# Injen intake for the 2.5



## sleeper247 (Oct 2, 2009)

Has anyone used a Injen intake on the 2.5? I have a p-flo intake but thinking about getting a cold air intake.


----------



## Zaytri (Mar 3, 2009)

sleeper247 said:


> Has anyone used a Injen intake on the 2.5? I have a p-flo intake but thinking about getting a cold air intake.


 I haven't used one personally, but a friend did on his car and got a CEL without a MAF insert


----------



## thygreyt (Jun 7, 2009)

imo, keep the neuspeed... it does the job...


----------



## sleeper247 (Oct 2, 2009)

Yea I decided to keep it. Just wish they used the type of filter that you could just rinse with water. Does anyone know the size of the filter? I wen to autozone and got one but it was to small and the rubber part that slips in is to short.


----------



## itskohler (Jan 7, 2011)

It's a 3in...I think.


----------



## sleeper247 (Oct 2, 2009)

Its not 3". I ordered one online and it did not fit. I went to the parts store and they had a universal one that had inserts for you to adjust the size but the rubber part that slips on was to short.


----------



## 1poynt8tee (May 26, 2010)

Moot point since you decided against buying one, but I bought and installed one and it has been trouble free for me. It's a one piece intake, so no need for MAF insert because it has a small tube re directing air around the MAF element. No CEL for me (2007).

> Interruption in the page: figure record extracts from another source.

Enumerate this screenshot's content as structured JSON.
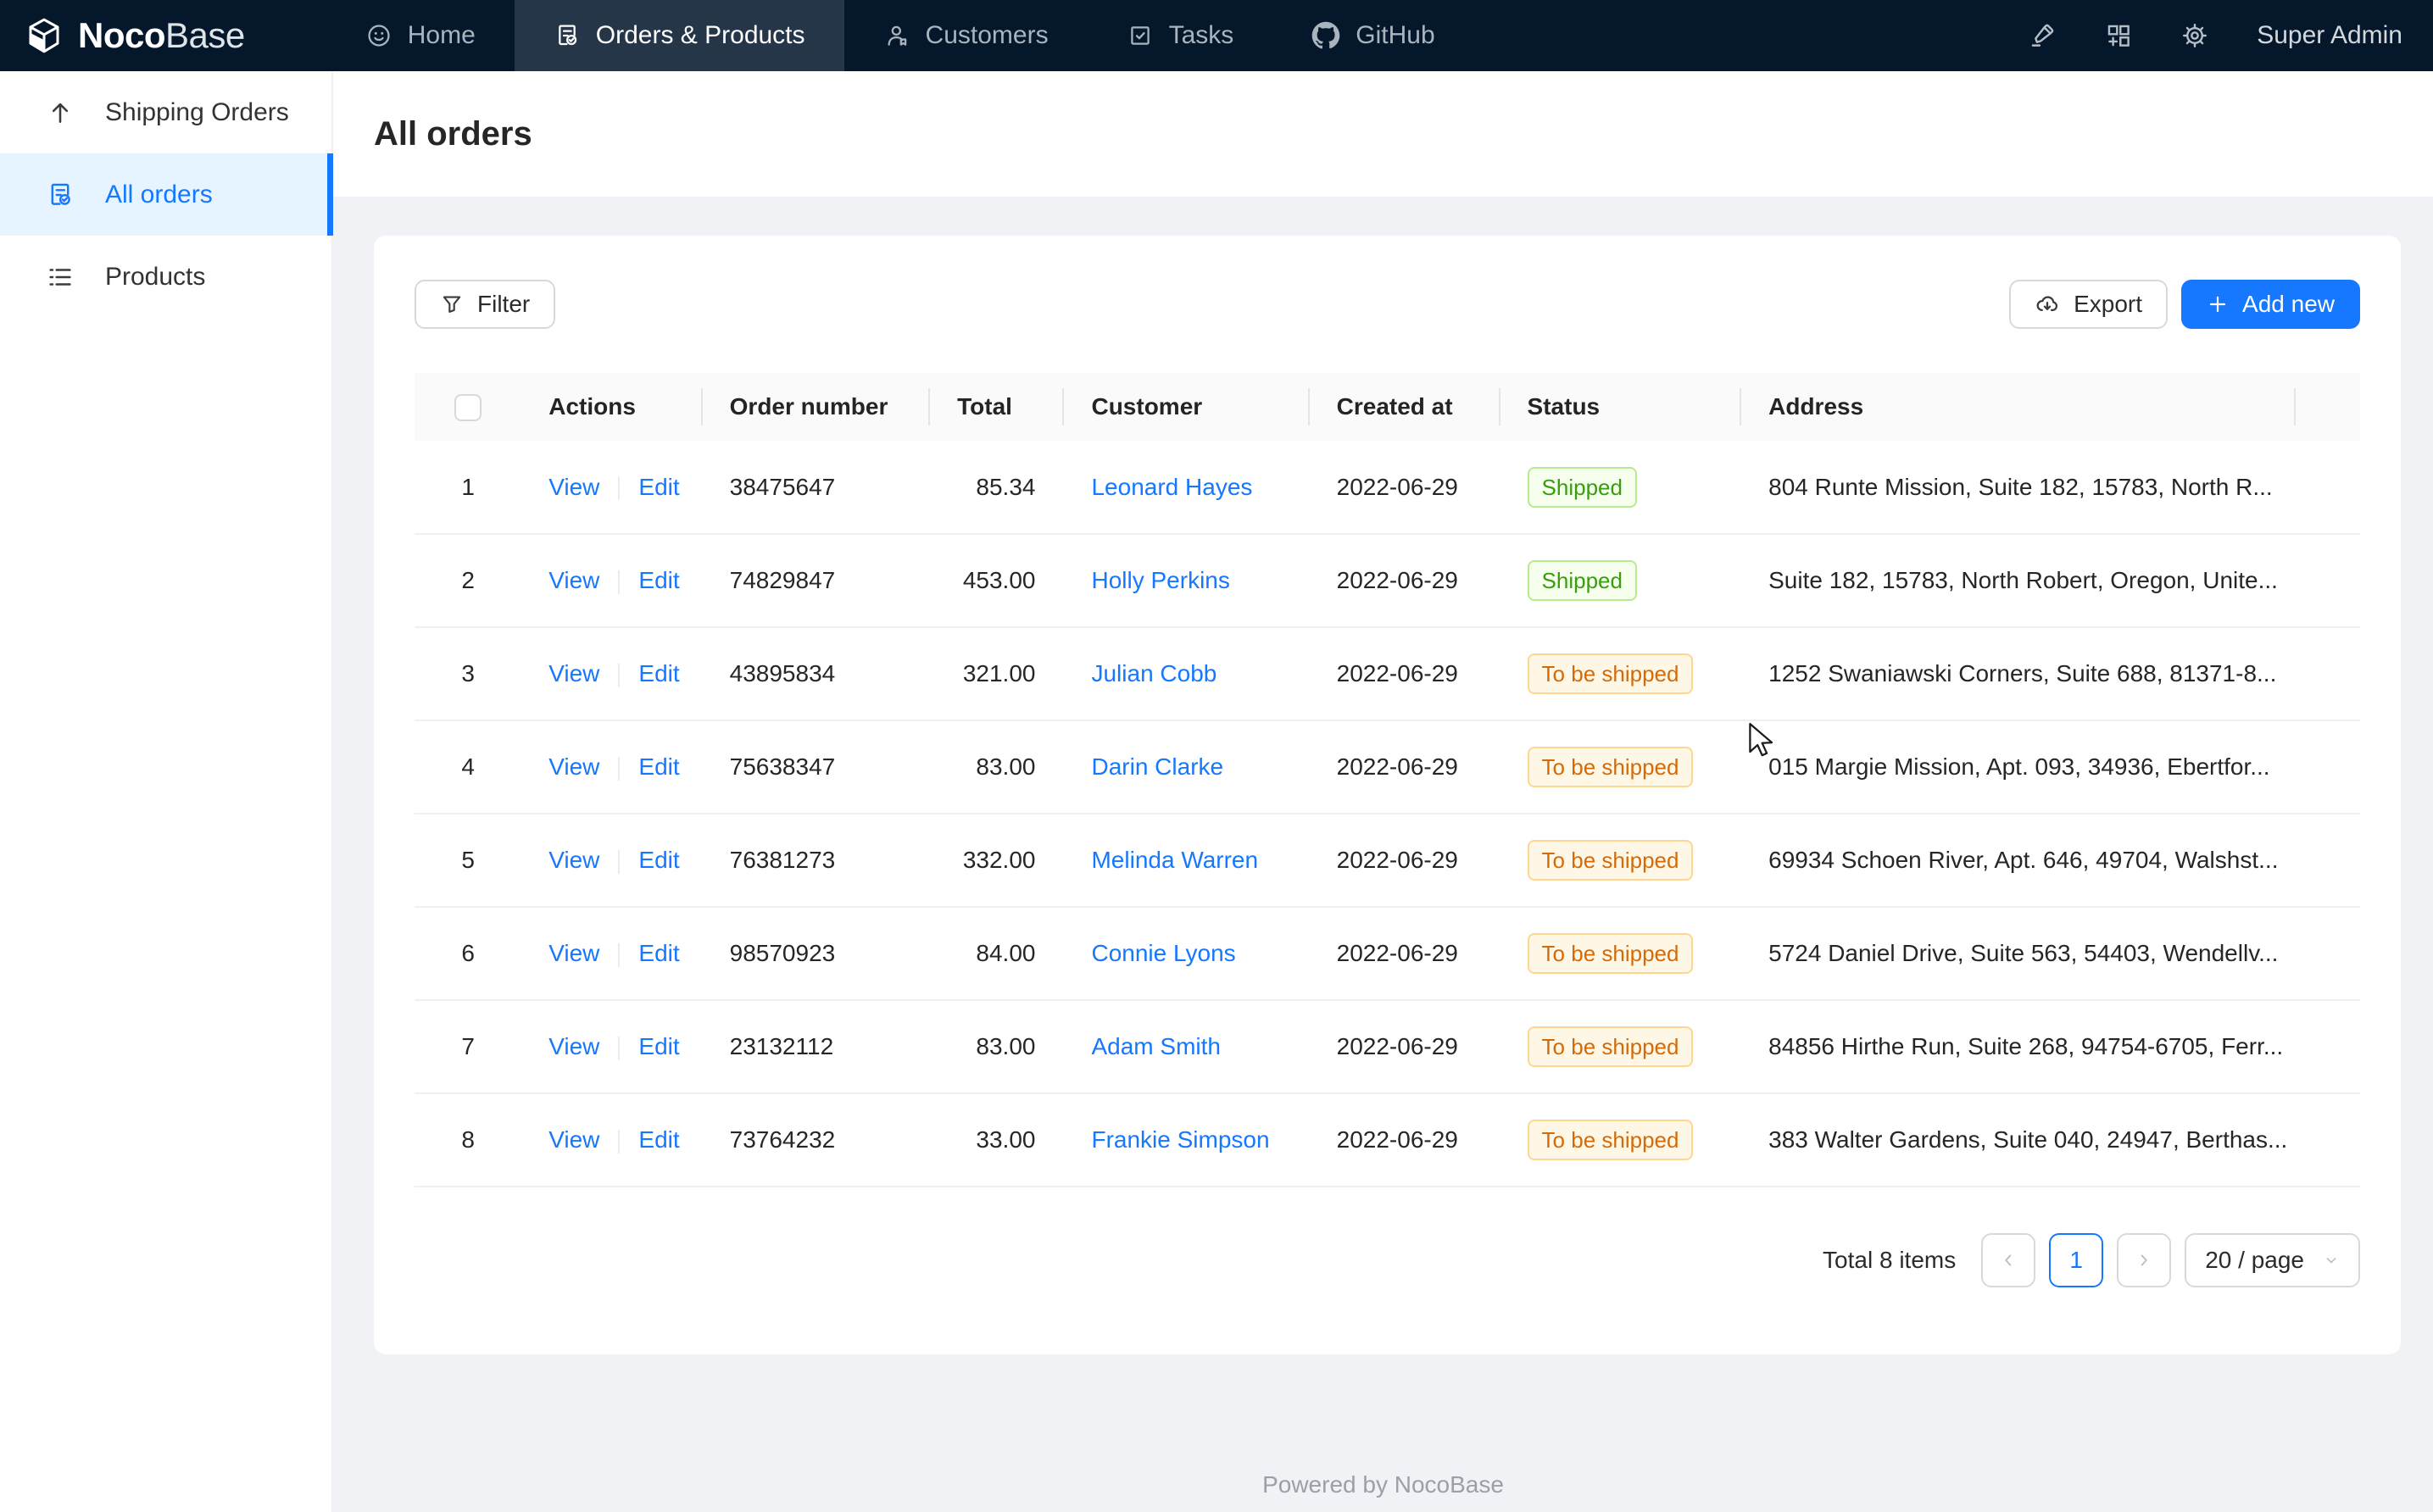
{
  "nav": {
    "logo_bold": "Noco",
    "logo_light": "Base",
    "items": [
      {
        "label": "Home"
      },
      {
        "label": "Orders & Products"
      },
      {
        "label": "Customers"
      },
      {
        "label": "Tasks"
      },
      {
        "label": "GitHub"
      }
    ],
    "user": "Super Admin"
  },
  "sidebar": {
    "items": [
      {
        "label": "Shipping Orders"
      },
      {
        "label": "All orders"
      },
      {
        "label": "Products"
      }
    ]
  },
  "page": {
    "title": "All orders"
  },
  "toolbar": {
    "filter_label": "Filter",
    "export_label": "Export",
    "add_new_label": "Add new"
  },
  "table": {
    "columns": [
      "Actions",
      "Order number",
      "Total",
      "Customer",
      "Created at",
      "Status",
      "Address"
    ],
    "action_view": "View",
    "action_edit": "Edit",
    "rows": [
      {
        "index": "1",
        "order_number": "38475647",
        "total": "85.34",
        "customer": "Leonard Hayes",
        "created_at": "2022-06-29",
        "status": "Shipped",
        "status_type": "green",
        "address": "804 Runte Mission, Suite 182, 15783, North R..."
      },
      {
        "index": "2",
        "order_number": "74829847",
        "total": "453.00",
        "customer": "Holly Perkins",
        "created_at": "2022-06-29",
        "status": "Shipped",
        "status_type": "green",
        "address": "Suite 182, 15783, North Robert, Oregon, Unite..."
      },
      {
        "index": "3",
        "order_number": "43895834",
        "total": "321.00",
        "customer": "Julian Cobb",
        "created_at": "2022-06-29",
        "status": "To be shipped",
        "status_type": "orange",
        "address": "1252 Swaniawski Corners, Suite 688, 81371-8..."
      },
      {
        "index": "4",
        "order_number": "75638347",
        "total": "83.00",
        "customer": "Darin Clarke",
        "created_at": "2022-06-29",
        "status": "To be shipped",
        "status_type": "orange",
        "address": "015 Margie Mission, Apt. 093, 34936, Ebertfor..."
      },
      {
        "index": "5",
        "order_number": "76381273",
        "total": "332.00",
        "customer": "Melinda Warren",
        "created_at": "2022-06-29",
        "status": "To be shipped",
        "status_type": "orange",
        "address": "69934 Schoen River, Apt. 646, 49704, Walshst..."
      },
      {
        "index": "6",
        "order_number": "98570923",
        "total": "84.00",
        "customer": "Connie Lyons",
        "created_at": "2022-06-29",
        "status": "To be shipped",
        "status_type": "orange",
        "address": "5724 Daniel Drive, Suite 563, 54403, Wendellv..."
      },
      {
        "index": "7",
        "order_number": "23132112",
        "total": "83.00",
        "customer": "Adam Smith",
        "created_at": "2022-06-29",
        "status": "To be shipped",
        "status_type": "orange",
        "address": "84856 Hirthe Run, Suite 268, 94754-6705, Ferr..."
      },
      {
        "index": "8",
        "order_number": "73764232",
        "total": "33.00",
        "customer": "Frankie Simpson",
        "created_at": "2022-06-29",
        "status": "To be shipped",
        "status_type": "orange",
        "address": "383 Walter Gardens, Suite 040, 24947, Berthas..."
      }
    ]
  },
  "pagination": {
    "total_text": "Total 8 items",
    "current_page": "1",
    "page_size": "20 / page"
  },
  "footer": {
    "text": "Powered by NocoBase"
  },
  "colors": {
    "accent": "#1677ff",
    "nav_bg": "#05172b",
    "nav_active_bg": "#253649",
    "sidebar_active_bg": "#e6f4ff",
    "status_green_text": "#389e0d",
    "status_green_bg": "#f6ffed",
    "status_green_border": "#b7eb8f",
    "status_orange_text": "#d46b08",
    "status_orange_bg": "#fff7e6",
    "status_orange_border": "#ffd591"
  }
}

Anyhow, good luck finding a new filter, my 2.5 sounded more aggressive when I had a short ram oddly


----------



## cbs_24 (May 21, 2011)

email the manufacture and ask them the filter size.


----------



## yeahitsme157 (Sep 23, 2008)

I know you decided against getting the injen intake just wanted to say i love mine and have had 0 problems with it since i got it, even made my car sounds a little more aggressive.

Also if i'm not mistaken the p-flo uses a 4" cone. If you decide to get a new intake however abd racing makes an intake that can be changed from a short ram to a cold air if thats something that might interest you.


----------



## Teknojnky (Jun 1, 2002)

The maf is a little over 3" OD. When you buy the filter, you need to find one that is 3" ID.

Sent with the information provided from an electronic device.


----------



## sleeper247 (Oct 2, 2009)

I ended up just getting a recharge kit and cleaned the filter. I might get another filter when I moved down to CA. just so I can swap it out.


----------